Colbert’s objections with the proposed ordinances boil down to Columbia’s diversity. Different businesses have different needs, and different people have different needs. As he sees it, a strong downtown population translates to more business revenue, which means businesses can develop or not develop based on their individual needs rather than conforming to a new zoning code.

Predictably, Colbert doesn’t buy the notion of a student housing bubble burst, a situation where the flood of development overshoots the demand for downtown housing.

“I don’t think an influx of students are going to change the way downtown operates,” he says. “It’s all just supply and demand. You could see students that currently live in duplexes move downtown, which gives opportunities for affordable housing in the duplexes to lower-income folks. You’ll never convince me that more housing is bad for Columbia, considering the population growth.”

The good problem

The Shakespeare’s building was purchased by McAlester Park LLC, which is jointly owned by Columbia’s Rader and Odle families. The Odles operate Trittenbach Development, which built the Brookside student apartment complexes downtown.

Shakespeare’s will temporarily relocate while its building is demolished and rebuilt; once the new site is completed, the pizzeria will return. They’ve promised the original atmosphere of the restaurant will be recreated, down to the last detail, and employees have documented the interior with extensive photography.

For many Columbians, Shakespeare’s is a bitter casualty in the continuing development boom. After the April 1 announcement, the restaurant had to deny claims that it was a cruel April Fools’ Day prank.

Representatives from Trittenbach didn’t respond to requests for comment. First Ward Councilman Clyde Ruffin, who was elected in April, says it’s too early for him to comment on the zoning, as he is still gathering opinions from his constituents.

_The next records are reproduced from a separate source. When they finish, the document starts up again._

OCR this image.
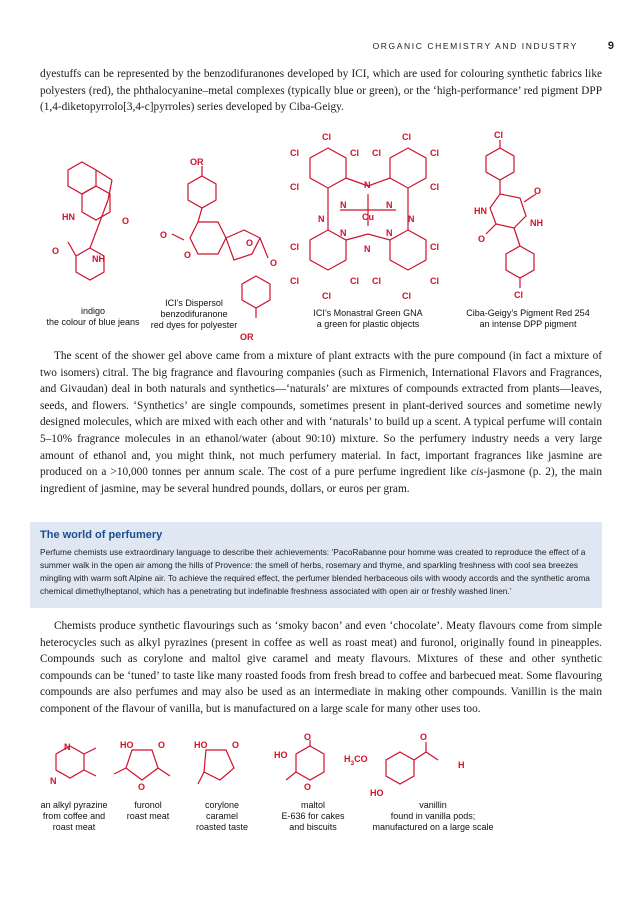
ORGANIC CHEMISTRY AND INDUSTRY	9

dyestuffs can be represented by the benzodifuranones developed by ICI, which are used for colouring synthetic fabrics like polyesters (red), the phthalocyanine–metal complexes (typically blue or green), or the ‘high-performance’ red pigment DPP (1,4-diketopyrrolo[3,4-c]pyrroles) series developed by Ciba-Geigy.

HN	O
O
NH
OR
O
O
O
O
OR
Cl	Cl
Cl	Cl Cl	Cl
Cl	Cl
Cl	Cl
Cl	Cl Cl	Cl
Cl	Cl
N
N	N
N	N
N	N
N
Cu
Cl
O
HN
NH
O
Cl
indigo
the colour of blue jeans
ICI’s Dispersol
benzodifuranone
red dyes for polyester
ICI’s Monastral Green GNA
a green for plastic objects
Ciba-Geigy’s Pigment Red 254
an intense DPP pigment

The scent of the shower gel above came from a mixture of plant extracts with the pure compound (in fact a mixture of two isomers) citral. The big fragrance and flavouring companies (such as Firmenich, International Flavors and Fragrances, and Givaudan) deal in both naturals and synthetics—‘naturals’ are mixtures of compounds extracted from plants—leaves, seeds, and flowers. ‘Synthetics’ are single compounds, sometimes present in plant-derived sources and sometime newly designed molecules, which are mixed with each other and with ‘naturals’ to build up a scent. A typical perfume will contain 5–10% fragrance molecules in an ethanol/water (about 90:10) mixture. So the perfumery industry needs a very large amount of ethanol and, you might think, not much perfumery material. In fact, important fragrances like jasmine are produced on a >10,000 tonnes per annum scale. The cost of a pure perfume ingredient like cis-jasmone (p. 2), the main ingredient of jasmine, may be several hundred pounds, dollars, or euros per gram.

The world of perfumery

Perfume chemists use extraordinary language to describe their achievements: ‘PacoRabanne pour homme was created to reproduce the effect of a summer walk in the open air among the hills of Provence: the smell of herbs, rosemary and thyme, and sparkling freshness with cool sea breezes mingling with warm soft Alpine air. To achieve the required effect, the perfumer blended herbaceous oils with woody accords and the synthetic aroma chemical dimethylheptanol, which has a penetrating but indefinable freshness associated with open air or freshly washed linen.’

Chemists produce synthetic flavourings such as ‘smoky bacon’ and even ‘chocolate’. Meaty flavours come from simple heterocycles such as alkyl pyrazines (present in coffee as well as roast meat) and furonol, originally found in pineapples. Compounds such as corylone and maltol give caramel and meaty flavours. Mixtures of these and other synthetic compounds can be ‘tuned’ to taste like many roasted foods from fresh bread to coffee and barbecued meat. Some flavouring compounds are also perfumes and may also be used as an intermediate in making other compounds. Vanillin is the main component of the flavour of vanilla, but is manufactured on a large scale for many other uses too.

N
N
HO	O
O
HO	O
O
HO
O
O
H
$H_3CO$
HO
an alkyl pyrazine
from coffee and
roast meat
furonol
roast meat
corylone
caramel
roasted taste
maltol
E-636 for cakes
and biscuits
vanillin
found in vanilla pods;
manufactured on a large scale
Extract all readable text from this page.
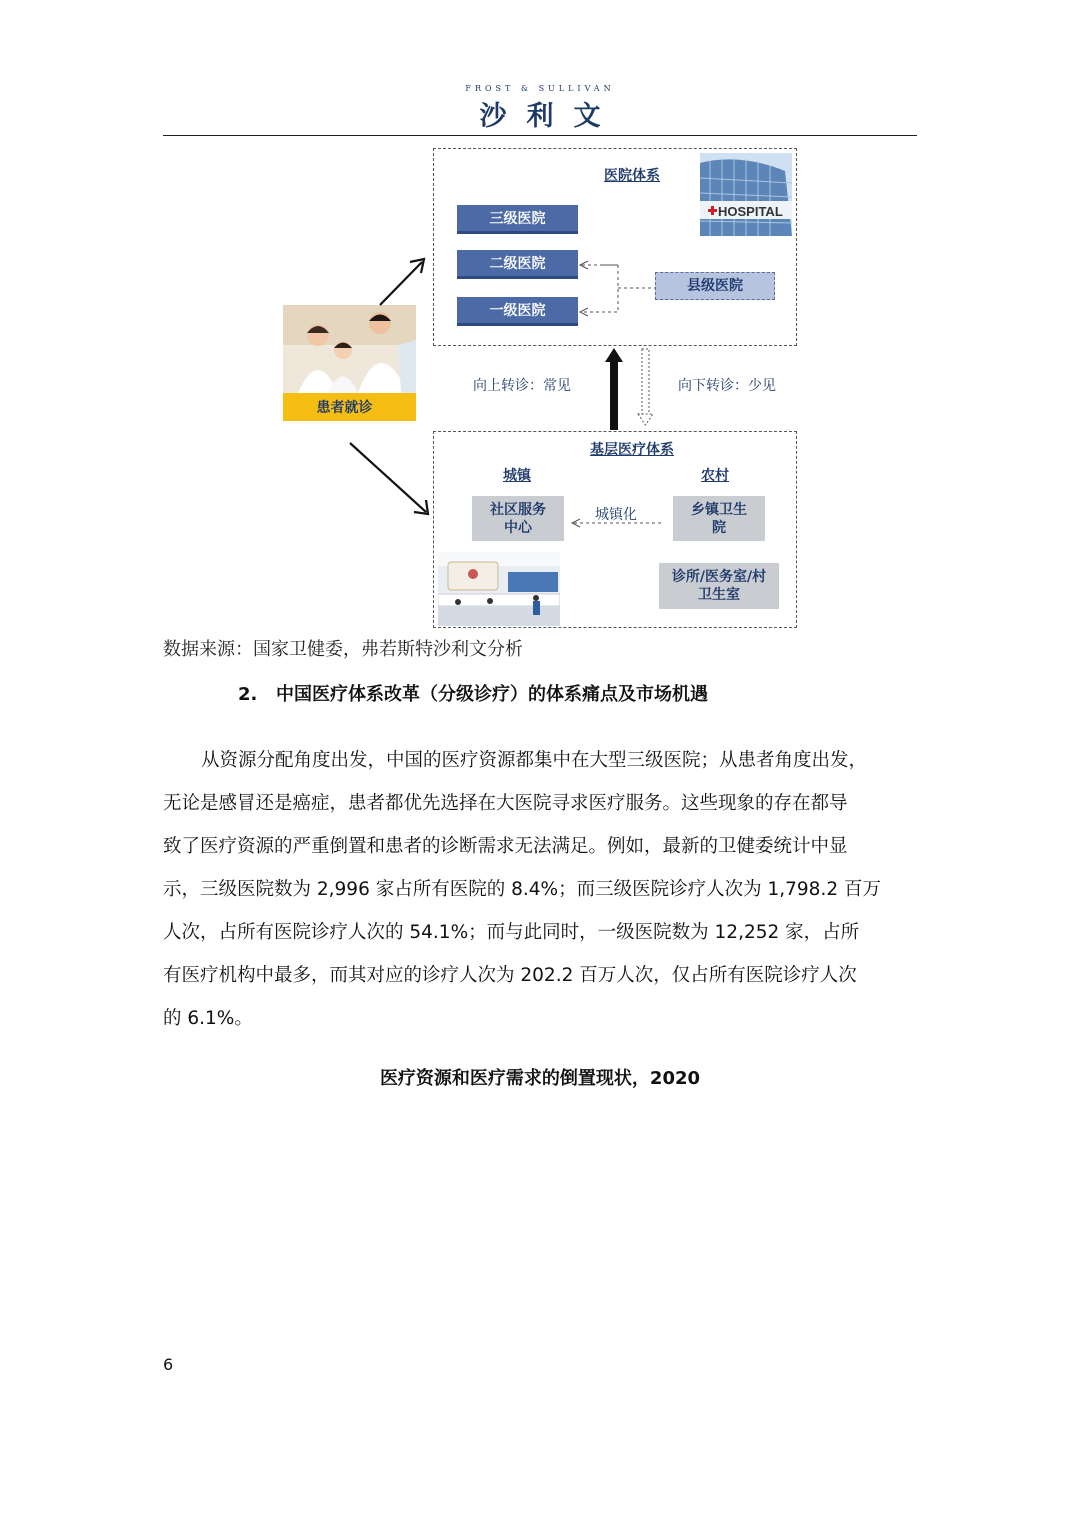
FROST & SULLIVAN
沙利文
医院体系
三级医院
二级医院
一级医院
县级医院
HOSPITAL
患者就诊
向上转诊：常见	向下转诊：少见
基层医疗体系
城镇	农村
社区服务中心
乡镇卫生院
诊所/医务室/村卫生室
城镇化
数据来源：国家卫健委，弗若斯特沙利文分析
2. 中国医疗体系改革（分级诊疗）的体系痛点及市场机遇
从资源分配角度出发，中国的医疗资源都集中在大型三级医院；从患者角度出发，
无论是感冒还是癌症，患者都优先选择在大医院寻求医疗服务。这些现象的存在都导
致了医疗资源的严重倒置和患者的诊断需求无法满足。例如，最新的卫健委统计中显
示，三级医院数为 2,996 家占所有医院的 8.4%；而三级医院诊疗人次为 1,798.2 百万
人次，占所有医院诊疗人次的 54.1%；而与此同时，一级医院数为 12,252 家，占所
有医疗机构中最多，而其对应的诊疗人次为 202.2 百万人次，仅占所有医院诊疗人次
的 6.1%。
医疗资源和医疗需求的倒置现状，2020
6
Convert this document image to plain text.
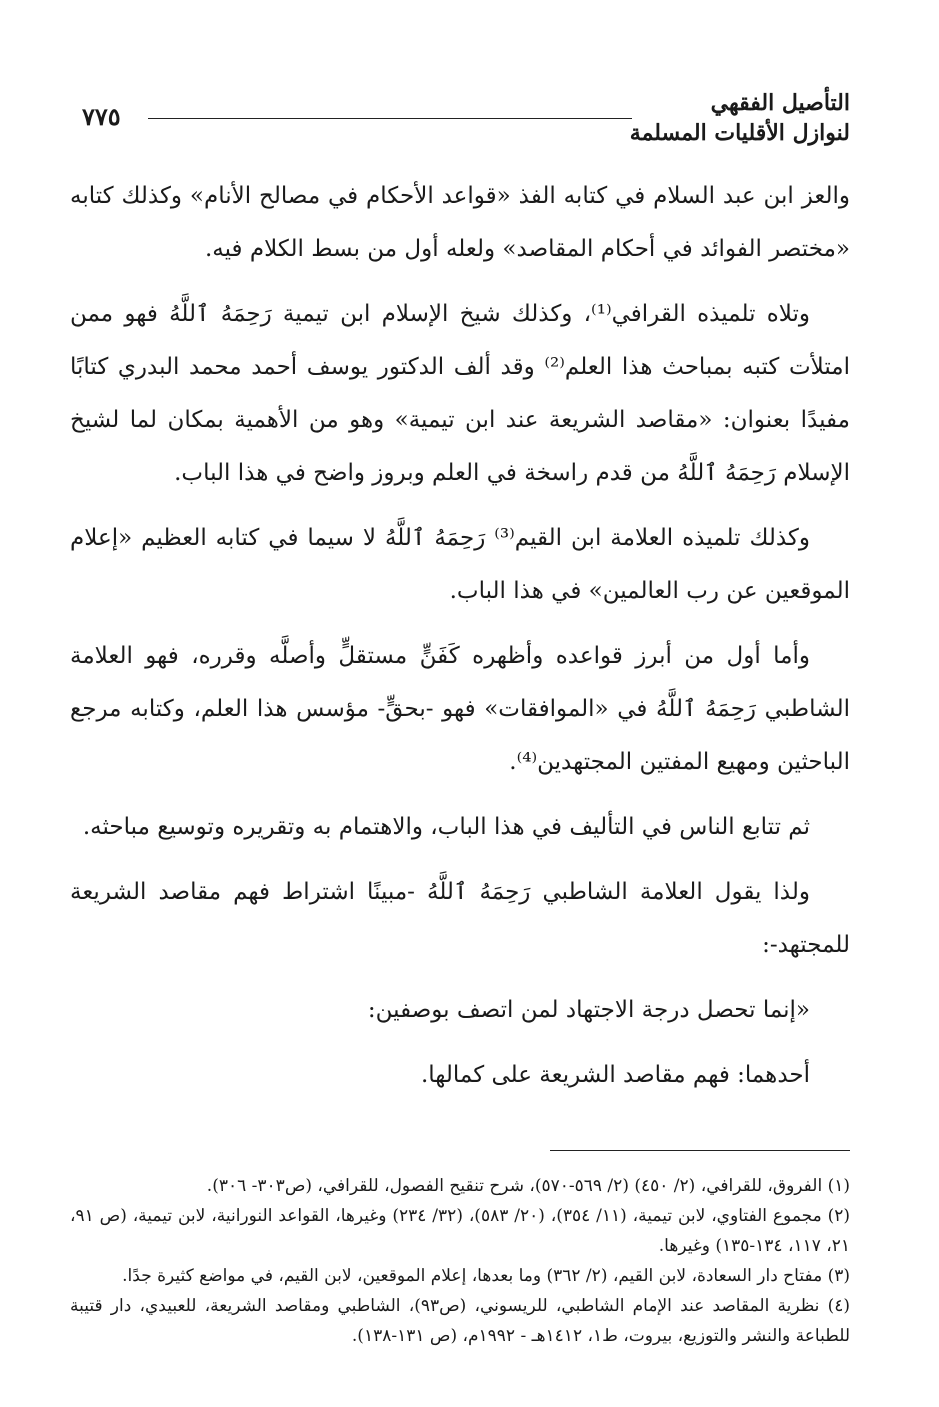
التأصيل الفقهي
لنوازل الأقليات المسلمة
٧٧٥

والعز ابن عبد السلام في كتابه الفذ «قواعد الأحكام في مصالح الأنام» وكذلك كتابه «مختصر الفوائد في أحكام المقاصد» ولعله أول من بسط الكلام فيه.

وتلاه تلميذه القرافي⁽¹⁾، وكذلك شيخ الإسلام ابن تيمية رَحِمَهُ ٱللَّهُ فهو ممن امتلأت كتبه بمباحث هذا العلم⁽²⁾ وقد ألف الدكتور يوسف أحمد محمد البدري كتابًا مفيدًا بعنوان: «مقاصد الشريعة عند ابن تيمية» وهو من الأهمية بمكان لما لشيخ الإسلام رَحِمَهُ ٱللَّهُ من قدم راسخة في العلم وبروز واضح في هذا الباب.

وكذلك تلميذه العلامة ابن القيم⁽³⁾ رَحِمَهُ ٱللَّهُ لا سيما في كتابه العظيم «إعلام الموقعين عن رب العالمين» في هذا الباب.

وأما أول من أبرز قواعده وأظهره كَفَنٍّ مستقلٍّ وأصلَّه وقرره، فهو العلامة الشاطبي رَحِمَهُ ٱللَّهُ في «الموافقات» فهو -بحقٍّ- مؤسس هذا العلم، وكتابه مرجع الباحثين ومهيع المفتين المجتهدين⁽⁴⁾.

ثم تتابع الناس في التأليف في هذا الباب، والاهتمام به وتقريره وتوسيع مباحثه.

ولذا يقول العلامة الشاطبي رَحِمَهُ ٱللَّهُ -مبينًا اشتراط فهم مقاصد الشريعة للمجتهد-:

«إنما تحصل درجة الاجتهاد لمن اتصف بوصفين:

أحدهما: فهم مقاصد الشريعة على كمالها.

(١) الفروق، للقرافي، (٢/ ٤٥٠) (٢/ ٥٦٩-٥٧٠)، شرح تنقيح الفصول، للقرافي، (ص٣٠٣- ٣٠٦).

(٢) مجموع الفتاوي، لابن تيمية، (١١/ ٣٥٤)، (٢٠/ ٥٨٣)، (٣٢/ ٢٣٤) وغيرها، القواعد النورانية، لابن تيمية، (ص ٩١، ٢١، ١١٧، ١٣٤-١٣٥) وغيرها.

(٣) مفتاح دار السعادة، لابن القيم، (٢/ ٣٦٢) وما بعدها، إعلام الموقعين، لابن القيم، في مواضع كثيرة جدًا.

(٤) نظرية المقاصد عند الإمام الشاطبي، للريسوني، (ص٩٣)، الشاطبي ومقاصد الشريعة، للعبيدي، دار قتيبة للطباعة والنشر والتوزيع، بيروت، ط١، ١٤١٢هـ - ١٩٩٢م، (ص ١٣١-١٣٨).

Colbert says he’s waiting to see a final draft before “digging in our heels.” He acknowledges that zoning is a delicate issue; it involves political ideologies, but it also involves the identity of the city and whether to preserve a small mid-Missouri town or embrace bigger city growth. John commissioned the MU College of Business to conduct a projection report that estimated Columbia would be at 200,000 residents in 25 years.

“We have a fantastic problem on our hands,” Colbert says. “People want to live here. People want to invest here. No matter what happens with the code, no matter what happens with the projects, Columbia is still going to be a great place to live, and people are still going to want to come here.”

Teddy says they hope to have new ordinances in effect by the end of the year, and the time has come to address the aging zoning ordinances. “Ultimately,” he says, “we’ll have to deal with a changing downtown.”